Prior to the postponement 15 months ago, Japan was on track to host a well-managed albeit expensive Olympics. It contained a beautiful new National Stadium designed by architect Kengo Kuma, meticulous organization, and a grand podium for a country that held historic matches in 1964 – just 19 years after defeat in World War II. International Olympic Committee President Thomas Bach has called Tokyo “the best-prepared Olympics ever” – and still says it over and over again.
But now, fears are looming that the Games will become an incubator for the virus. For now, the rolling rates of deaths and cases have stabilized in a country that has reported more than 14,000 deaths – good by global standards but worse than many of its Asian neighbours.
While the games may eventually still impress TV viewers who will be heading across the world, the pandemic has removed any sense of celebration. Athletes are supposed to stay in the village or places. Most others entering Japan for the Olympics can only move between their hotels and venues for the first 14 days, must sign a pledge to follow the rules, and their movements can be monitored by GPS.
There will be no public viewing areas in Tokyo. The few fans who can attend venues must wear masks, social distance, refrain from chanting and go home straight afterwards. Don’t stop at the local izakaya for beer and grilled chicken skewers.
With onlookers left out for months, there is little business for hotels. Local sponsors have paid more than $3.9 billion to participate, and some have complained about missed advertising opportunities. Others expressed concern about being associated with an unpopular event at home.
In perhaps a last-ditch effort to salvage some festive spirit, organizers said Tuesday they are looking into selling alcohol at venues.
Olympic Minister Tamayo Marukawa noted financial concerns: Japanese brewer Asahi is one of the sponsors and has funneled millions into the local operating budget.
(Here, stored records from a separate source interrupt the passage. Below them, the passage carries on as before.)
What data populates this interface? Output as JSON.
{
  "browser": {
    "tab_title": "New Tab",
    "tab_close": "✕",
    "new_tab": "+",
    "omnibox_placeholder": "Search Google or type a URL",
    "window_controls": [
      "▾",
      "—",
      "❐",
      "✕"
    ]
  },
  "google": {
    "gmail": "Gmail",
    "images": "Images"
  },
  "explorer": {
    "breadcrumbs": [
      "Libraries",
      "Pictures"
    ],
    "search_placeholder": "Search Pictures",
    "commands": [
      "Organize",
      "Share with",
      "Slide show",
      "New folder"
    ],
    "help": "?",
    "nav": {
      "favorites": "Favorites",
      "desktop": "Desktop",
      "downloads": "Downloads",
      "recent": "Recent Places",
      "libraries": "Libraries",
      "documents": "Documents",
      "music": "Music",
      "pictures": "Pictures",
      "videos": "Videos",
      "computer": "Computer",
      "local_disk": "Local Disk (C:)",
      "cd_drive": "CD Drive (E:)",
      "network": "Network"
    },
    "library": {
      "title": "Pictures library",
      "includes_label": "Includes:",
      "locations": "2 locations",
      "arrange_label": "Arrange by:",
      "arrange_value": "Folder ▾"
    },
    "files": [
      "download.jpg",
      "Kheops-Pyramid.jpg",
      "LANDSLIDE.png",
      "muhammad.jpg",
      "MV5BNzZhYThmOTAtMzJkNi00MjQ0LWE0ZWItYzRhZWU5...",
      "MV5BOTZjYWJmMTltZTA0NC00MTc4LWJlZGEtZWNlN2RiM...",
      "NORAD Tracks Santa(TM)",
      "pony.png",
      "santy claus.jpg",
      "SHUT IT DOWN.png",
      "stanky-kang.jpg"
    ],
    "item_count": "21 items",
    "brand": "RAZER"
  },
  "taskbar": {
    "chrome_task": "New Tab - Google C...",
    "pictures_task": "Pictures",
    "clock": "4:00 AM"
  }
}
But after immediate opposition, organizing committee chair Seiko Hashimoto reversed the decision at a press conference on Wednesday.
“We decided in Tokyo 2020 not to sell alcoholic beverages and to ban drinking alcoholic beverages in public places,” she said.
The organizers have asked athletes who may want to have a drink for the celebration “drink alone” in their rooms.
Otherwise, alcohol is prohibited in the athletes’ village.
This village will also contain a fever clinic, the first stop for anyone who fails the daily test – and the last place anyone wants to go.
“We hope there won’t be many people. This is an infectious disease we’re talking about. It has the potential to spread. So once that happens, the numbers may start to explode,” said Dr. Tetsuya Miyamoto, director of medical services for Tokyo 2020.
Details of the opening ceremony are always confidential. But the questions this time around aren’t about which celebrities will light the cauldron, but rather will the athletes be social distancing and wearing masks as they walk the venue? How much will they walk at all?
One of the symbols of the festive atmosphere of the Olympics has long been its notorious policy of distributing condoms. At the games in Rio de Janeiro, officials distributed 450,000 through vending machines bearing signs that read “Celebrate Condoms.”
This time the number will be 150,000 – but they will only be given to athletes as they leave for their homes.